Sun shining, birds twittering, colleagues talking about heading out for lunch.
Sun shining, birds twittering, colleagues talking about heading out for lunch. And I’m stuck at my desk wrestling with pivot-tables and massive datasets.
No twittering for me, just twiddling of thumbs while I wait for Excel to churn through the refresh of a graph after I updated a data dimension.
I’m doing this to analyze a section of a customer’s batch schedule, usually a month or so, taking the contents of large log tables, rapidly process it through our Diffuser framework and interpreting the results.
I think, “There must be a better way. Surely someone has come up with a smarter, faster way to process large volumes of data which doesn’t require a masters degree in Excel and an egg-timer.”
Ultimately all this data crunching is extracted, cut, pasted, trimmed and cajoled into a presentation to show all those hidden pain points of a SAP system’s inner workings.
The end results are striking. However what they are not is elegant, interactive, portable or adaptable.
Think of all those phrases in this area:
- Agile visualization
- Trusted data discovery
- Simplified analysis
Nope, Excel is none of those!
Let me be clear, I’m not talking Big Data here.
That is a subtle but important distinction. Yes, I’m dealing with large amounts of data, but not massive – only about half a million distinct rows.
I’m not looking to find any non-traditional methods of processing either. I like to think of it as Small Data; analyzing the minutiae to tease out some meaning.
The age of IT providing a static report and the end user consuming it are gone. A business has to react faster to changes and know more about the business and the best businesses have done it by turning this old model on its head.
I remembered I wrote about almost this exact subject in my graduate degree dissertation, addressing the conflicting aspects of simple presentation and complex data models.
That was many years ago but what was relevant then about representing large, seemingly disparate data and turning it into information is still relevant now – and given the massive rise in volume and scope of data being collected, you could argue it is critical now to avoid drowning in the mire.
Let me pose two examples and two questions:
- One table of data
- One graph of the same data.
Which one tells you more?
Which tells you something useful?
It takes a certain mind to see meaning in a large table of figures, text and numerics.
But the human brain is exceptional at pattern recognition. Show it a Where’s Wally picture and despite your frustration it is remarkably good at picking the stripy little fellow out.
Show your brain a graph, table or well-crafted representation and it can spot a trend or anomaly almost instantly.

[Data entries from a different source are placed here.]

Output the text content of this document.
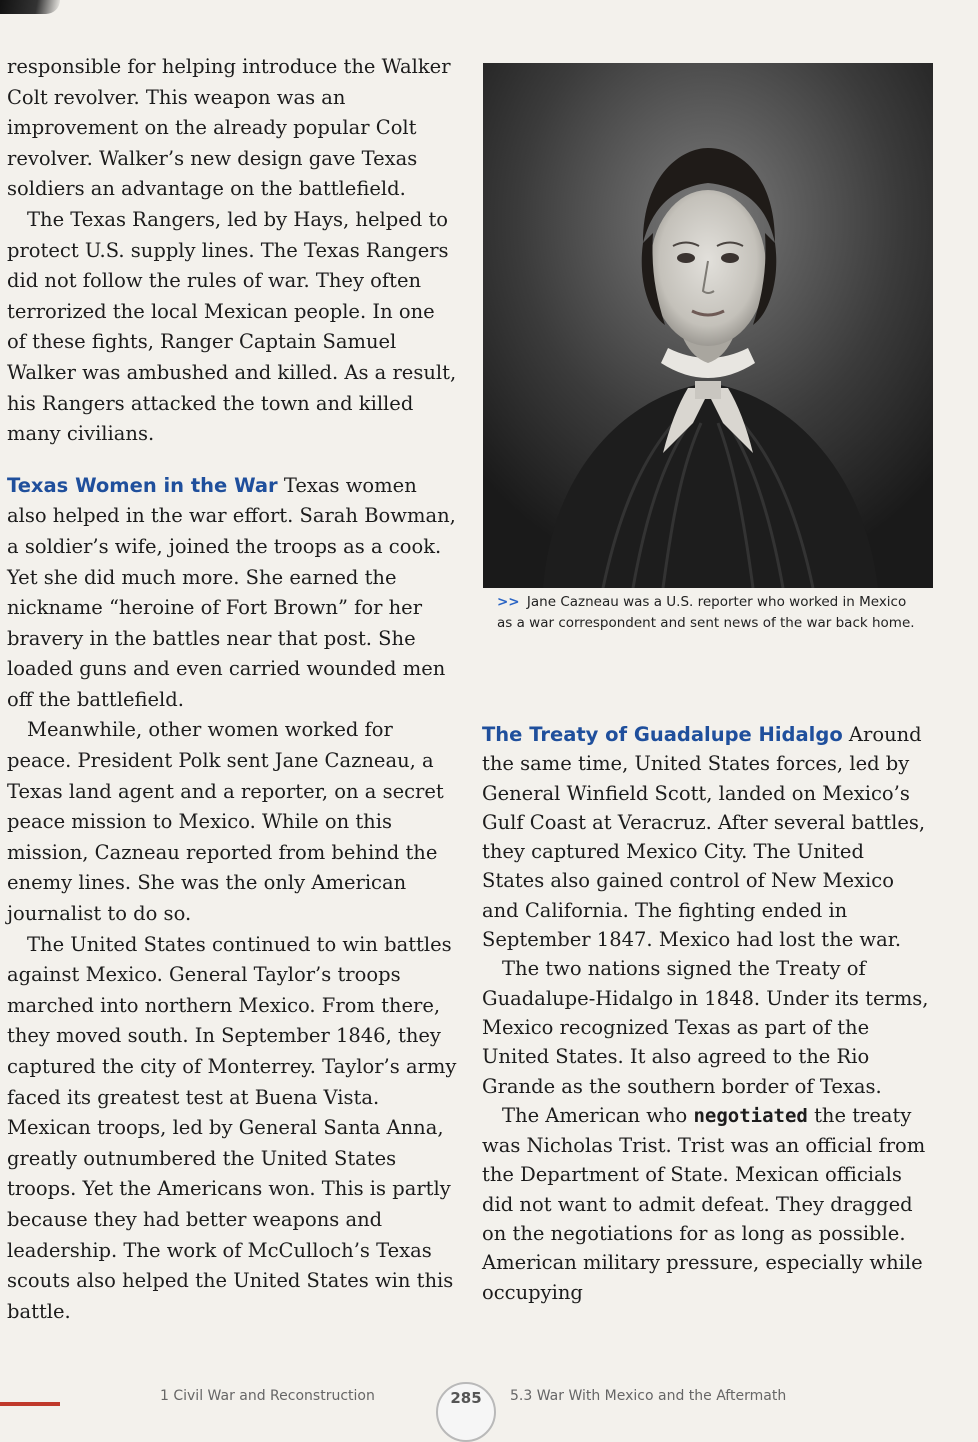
responsible for helping introduce the Walker Colt revolver. This weapon was an improvement on the already popular Colt revolver. Walker’s new design gave Texas soldiers an advantage on the battlefield.

The Texas Rangers, led by Hays, helped to protect U.S. supply lines. The Texas Rangers did not follow the rules of war. They often terrorized the local Mexican people. In one of these fights, Ranger Captain Samuel Walker was ambushed and killed. As a result, his Rangers attacked the town and killed many civilians.

Texas Women in the War Texas women also helped in the war effort. Sarah Bowman, a soldier’s wife, joined the troops as a cook. Yet she did much more. She earned the nickname “heroine of Fort Brown” for her bravery in the battles near that post. She loaded guns and even carried wounded men off the battlefield.

Meanwhile, other women worked for peace. President Polk sent Jane Cazneau, a Texas land agent and a reporter, on a secret peace mission to Mexico. While on this mission, Cazneau reported from behind the enemy lines. She was the only American journalist to do so.

The United States continued to win battles against Mexico. General Taylor’s troops marched into northern Mexico. From there, they moved south. In September 1846, they captured the city of Monterrey. Taylor’s army faced its greatest test at Buena Vista. Mexican troops, led by General Santa Anna, greatly outnumbered the United States troops. Yet the Americans won. This is partly because they had better weapons and leadership. The work of McCulloch’s Texas scouts also helped the United States win this battle.

>> Jane Cazneau was a U.S. reporter who worked in Mexico as a war correspondent and sent news of the war back home.

The Treaty of Guadalupe Hidalgo Around the same time, United States forces, led by General Winfield Scott, landed on Mexico’s Gulf Coast at Veracruz. After several battles, they captured Mexico City. The United States also gained control of New Mexico and California. The fighting ended in September 1847. Mexico had lost the war.

The two nations signed the Treaty of Guadalupe-Hidalgo in 1848. Under its terms, Mexico recognized Texas as part of the United States. It also agreed to the Rio Grande as the southern border of Texas.

The American who negotiated the treaty was Nicholas Trist. Trist was an official from the Department of State. Mexican officials did not want to admit defeat. They dragged on the negotiations for as long as possible. American military pressure, especially while occupying

1 Civil War and Reconstruction	285	5.3 War With Mexico and the Aftermath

I came across a great examples representing time-based datasets and there is a lot of data going into them but if was presented in a traditional way would not be anyway near as easy to interpret.
Here’s another example of visualizing source code repositories using an interactive tree.
Now we’re getting somewhere.. elegant, useful, informative.
My goal is to use this to help someone see for themselves an engaging and persuasive story which they can adapt themselves, gain insight and possibly with the help of Basis Technologies get faster, better SAP.
“The customer is king” is an adage which I think now applies to reporting and data too.
By providing these models and a frameworks, the data is transformed into information. It now has value, you can manipulate according to your personal requirements at that exact moment. If you want an overview then it shows you trends but if you spotted Wally, that interesting blip, and want to know more then it should give you the ability to drill-down, mine your data and resolve out the detail.
I want this to translate into a more malleable report framework – less of my time with Excel’s formulae and pivot-tables and more time applying my knowledge.
Well that’s the vision. How on earth am I going to get there?
So I do what everyone does when stumped – turn to and start typing. “ visualisation tools”, “visualise SAP batch analysis”, “SAP analytics”.
After realising that I had to start using the US spelling, my searches turned up a trump that had somehow been under my radar for years.
I found something which seemed to tick all the boxes of what I wanted. SAP data sources, modern powerful UI for design, trusted data manipulation and open-source visualization extensions and ability to create infographic-style stories.
Let the journey into the world of SAP’s data visualizations commence – with a bit of hard work I think we’ll get something onto your desktop which will help your business.